Slowing down the speech was accomplished by interpolating between each two frames more values than were originally between the frames. In order to minimize distortion of the speech signal we had to choose the distance between the peaks of the windows to be 1 sample. In order to speed up the speech we would normally interpolate out fewer samples between two frames than were originally recorded. But since each frame corresponds to just one sample, speeding up by a factor of n would mean decimating every n-1 frames. Ideally, distortion could be minimized with a larger window peak spacing, and thus no frames (= information) would have to be decimated.

Conclusions and Improvements

As the system stands, the foremost limiting factors in our implementation are the distortion and the computational time.

Improving computational time is a non-trivial problem.

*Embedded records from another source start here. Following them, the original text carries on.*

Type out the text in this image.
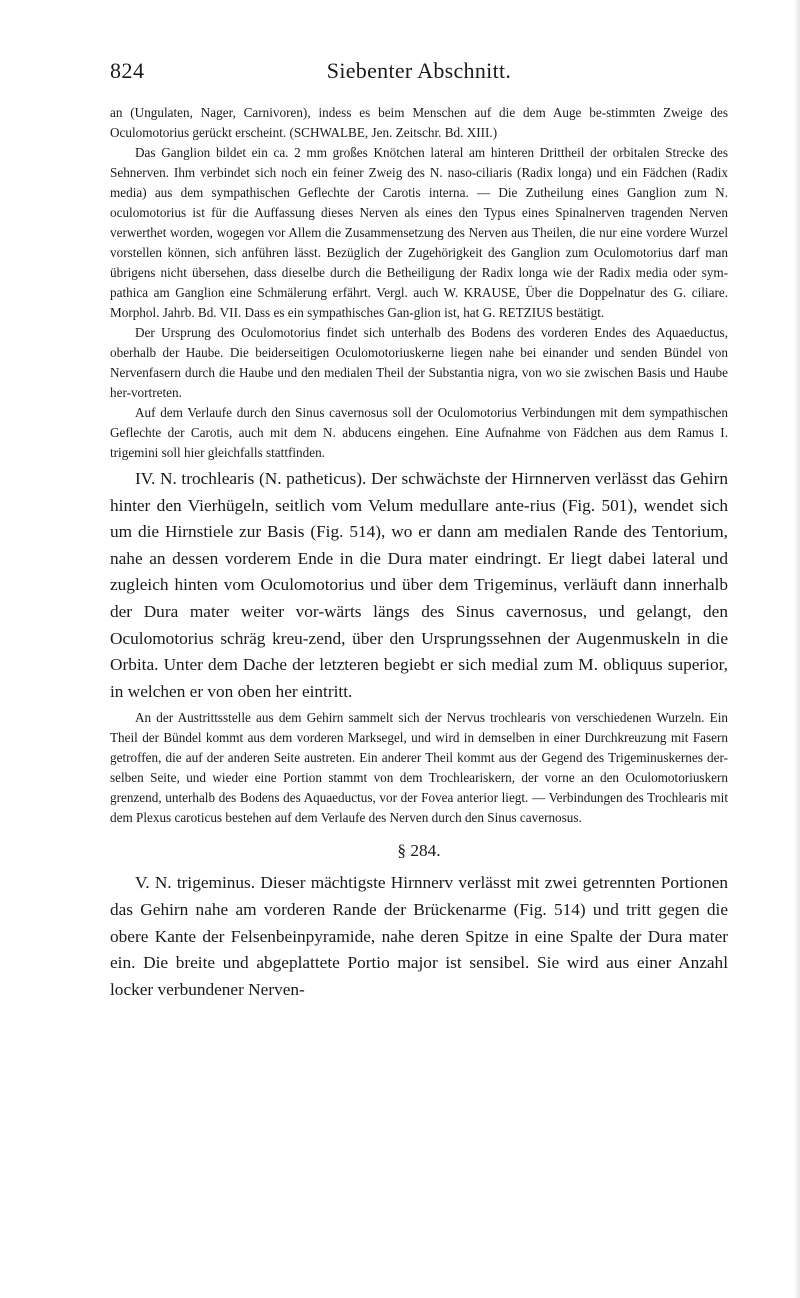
824	Siebenter Abschnitt.

an (Ungulaten, Nager, Carnivoren), indess es beim Menschen auf die dem Auge be-stimmten Zweige des Oculomotorius gerückt erscheint. (SCHWALBE, Jen. Zeitschr. Bd. XIII.)

Das Ganglion bildet ein ca. 2 mm großes Knötchen lateral am hinteren Drittheil der orbitalen Strecke des Sehnerven. Ihm verbindet sich noch ein feiner Zweig des N. naso-ciliaris (Radix longa) und ein Fädchen (Radix media) aus dem sympathischen Geflechte der Carotis interna. — Die Zutheilung eines Ganglion zum N. oculomotorius ist für die Auffassung dieses Nerven als eines den Typus eines Spinalnerven tragenden Nerven verwerthet worden, wogegen vor Allem die Zusammensetzung des Nerven aus Theilen, die nur eine vordere Wurzel vorstellen können, sich anführen lässt. Bezüglich der Zugehörigkeit des Ganglion zum Oculomotorius darf man übrigens nicht übersehen, dass dieselbe durch die Betheiligung der Radix longa wie der Radix media oder sym-pathica am Ganglion eine Schmälerung erfährt. Vergl. auch W. KRAUSE, Über die Doppelnatur des G. ciliare. Morphol. Jahrb. Bd. VII. Dass es ein sympathisches Gan-glion ist, hat G. RETZIUS bestätigt.

Der Ursprung des Oculomotorius findet sich unterhalb des Bodens des vorderen Endes des Aquaeductus, oberhalb der Haube. Die beiderseitigen Oculomotoriuskerne liegen nahe bei einander und senden Bündel von Nervenfasern durch die Haube und den medialen Theil der Substantia nigra, von wo sie zwischen Basis und Haube her-vortreten.

Auf dem Verlaufe durch den Sinus cavernosus soll der Oculomotorius Verbindungen mit dem sympathischen Geflechte der Carotis, auch mit dem N. abducens eingehen. Eine Aufnahme von Fädchen aus dem Ramus I. trigemini soll hier gleichfalls stattfinden.

IV. N. trochlearis (N. patheticus). Der schwächste der Hirnnerven verlässt das Gehirn hinter den Vierhügeln, seitlich vom Velum medullare ante-rius (Fig. 501), wendet sich um die Hirnstiele zur Basis (Fig. 514), wo er dann am medialen Rande des Tentorium, nahe an dessen vorderem Ende in die Dura mater eindringt. Er liegt dabei lateral und zugleich hinten vom Oculomotorius und über dem Trigeminus, verläuft dann innerhalb der Dura mater weiter vor-wärts längs des Sinus cavernosus, und gelangt, den Oculomotorius schräg kreu-zend, über den Ursprungssehnen der Augenmuskeln in die Orbita. Unter dem Dache der letzteren begiebt er sich medial zum M. obliquus superior, in welchen er von oben her eintritt.

An der Austrittsstelle aus dem Gehirn sammelt sich der Nervus trochlearis von verschiedenen Wurzeln. Ein Theil der Bündel kommt aus dem vorderen Marksegel, und wird in demselben in einer Durchkreuzung mit Fasern getroffen, die auf der anderen Seite austreten. Ein anderer Theil kommt aus der Gegend des Trigeminuskernes der-selben Seite, und wieder eine Portion stammt von dem Trochleariskern, der vorne an den Oculomotoriuskern grenzend, unterhalb des Bodens des Aquaeductus, vor der Fovea anterior liegt. — Verbindungen des Trochlearis mit dem Plexus caroticus bestehen auf dem Verlaufe des Nerven durch den Sinus cavernosus.

§ 284.

V. N. trigeminus. Dieser mächtigste Hirnnerv verlässt mit zwei getrennten Portionen das Gehirn nahe am vorderen Rande der Brückenarme (Fig. 514) und tritt gegen die obere Kante der Felsenbeinpyramide, nahe deren Spitze in eine Spalte der Dura mater ein. Die breite und abgeplattete Portio major ist sensibel. Sie wird aus einer Anzahl locker verbundener Nerven-
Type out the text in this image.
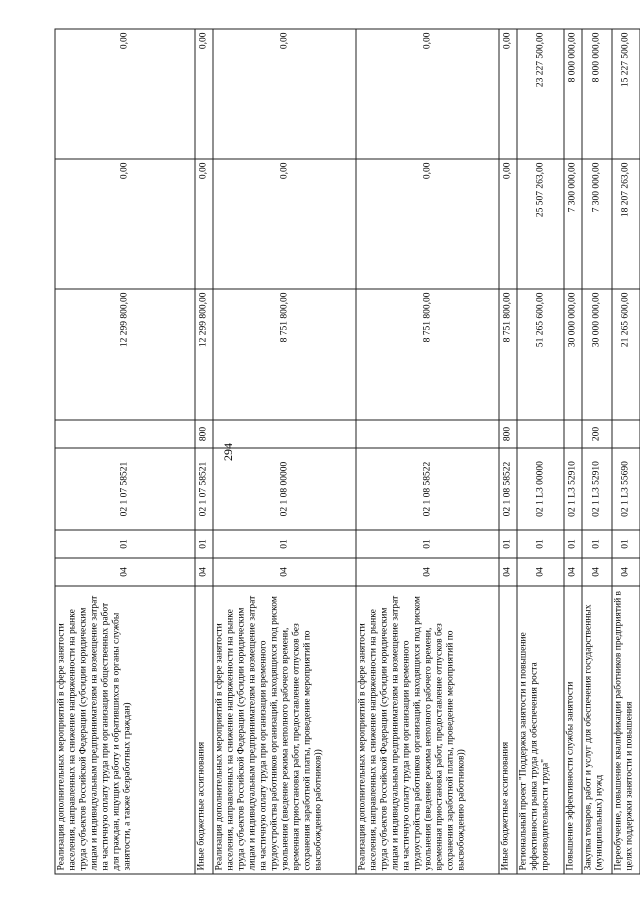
294
Реализация дополнительных мероприятий в сфере занятости населения, направленных на снижение напряженности на рынке труда субъектов Российской Федерации (субсидии юридическим лицам и индивидуальным предпринимателям на возмещение затрат на частичную оплату труда при организации общественных работ для граждан, ищущих работу и обратившихся в органы службы занятости, а также безработных граждан)	04	01	02 1 07 58521		12 299 800,00	0,00	0,00
Иные бюджетные ассигнования	04	01	02 1 07 58521	800	12 299 800,00	0,00	0,00
Реализация дополнительных мероприятий в сфере занятости населения, направленных на снижение напряженности на рынке труда субъектов Российской Федерации (субсидии юридическим лицам и индивидуальным предпринимателям на возмещение затрат на частичную оплату труда при организации временного трудоустройства работников организаций, находящихся под риском увольнения (введение режима неполного рабочего времени, временная приостановка работ, предоставление отпусков без сохранения заработной платы, проведение мероприятий по высвобождению работников))	04	01	02 1 08 00000		8 751 800,00	0,00	0,00
Реализация дополнительных мероприятий в сфере занятости населения, направленных на снижение напряженности на рынке труда субъектов Российской Федерации (субсидии юридическим лицам и индивидуальным предпринимателям на возмещение затрат на частичную оплату труда при организации временного трудоустройства работников организаций, находящихся под риском увольнения (введение режима неполного рабочего времени, временная приостановка работ, предоставление отпусков без сохранения заработной платы, проведение мероприятий по высвобождению работников))	04	01	02 1 08 58522		8 751 800,00	0,00	0,00
Иные бюджетные ассигнования	04	01	02 1 08 58522	800	8 751 800,00	0,00	0,00
Региональный проект "Поддержка занятости и повышение эффективности рынка труда для обеспечения роста производительности труда"	04	01	02 1 L3 00000		51 265 600,00	25 507 263,00	23 227 500,00
Повышение эффективности службы занятости	04	01	02 1 L3 52910		30 000 000,00	7 300 000,00	8 000 000,00
Закупка товаров, работ и услуг для обеспечения государственных (муниципальных) нужд	04	01	02 1 L3 52910	200	30 000 000,00	7 300 000,00	8 000 000,00
Переобучение, повышение квалификации работников предприятий в целях поддержки занятости и повышения	04	01	02 1 L3 55690		21 265 600,00	18 207 263,00	15 227 500,00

The system can be seen as a series of algorithms, and due to the nature of the data and the processing necessary, the algorithms are all on the order of N². Without creating completely new algorithms, it seems theoretically impossible to lower their order and thus computation time improvements must come from lowering how much data we are processing in any one stage. Lowering how much data, i.e. information, could make distortion worse (because we would be working with less information) or it could remain the same or even improve if other changes were made. One such improvement might be to use a smaller delta to ensure a tighter match within a track, and using less tracks to reduce the computational load.

Using a DSP chip would reduce the problem of computation time significantly. The algorithms, bulky though they are in Matlab, would reduce in length dramatically and the process could approach real-time for shorter signals.

Overall, we were fairly pleased with our project. Although we produced no spectacular results, we felt we learned a lot of about speech processing and now have a full appreciation for the difficulty of the task.

References

Robert J. McAulay and Thomas F. Quatieri, Speech Analysis/Synthesis Based on a Sinusoidal Representation, Lincoln Laboratory, M.I.T., Lexington, MA, Tech. Rep. 693, 1985.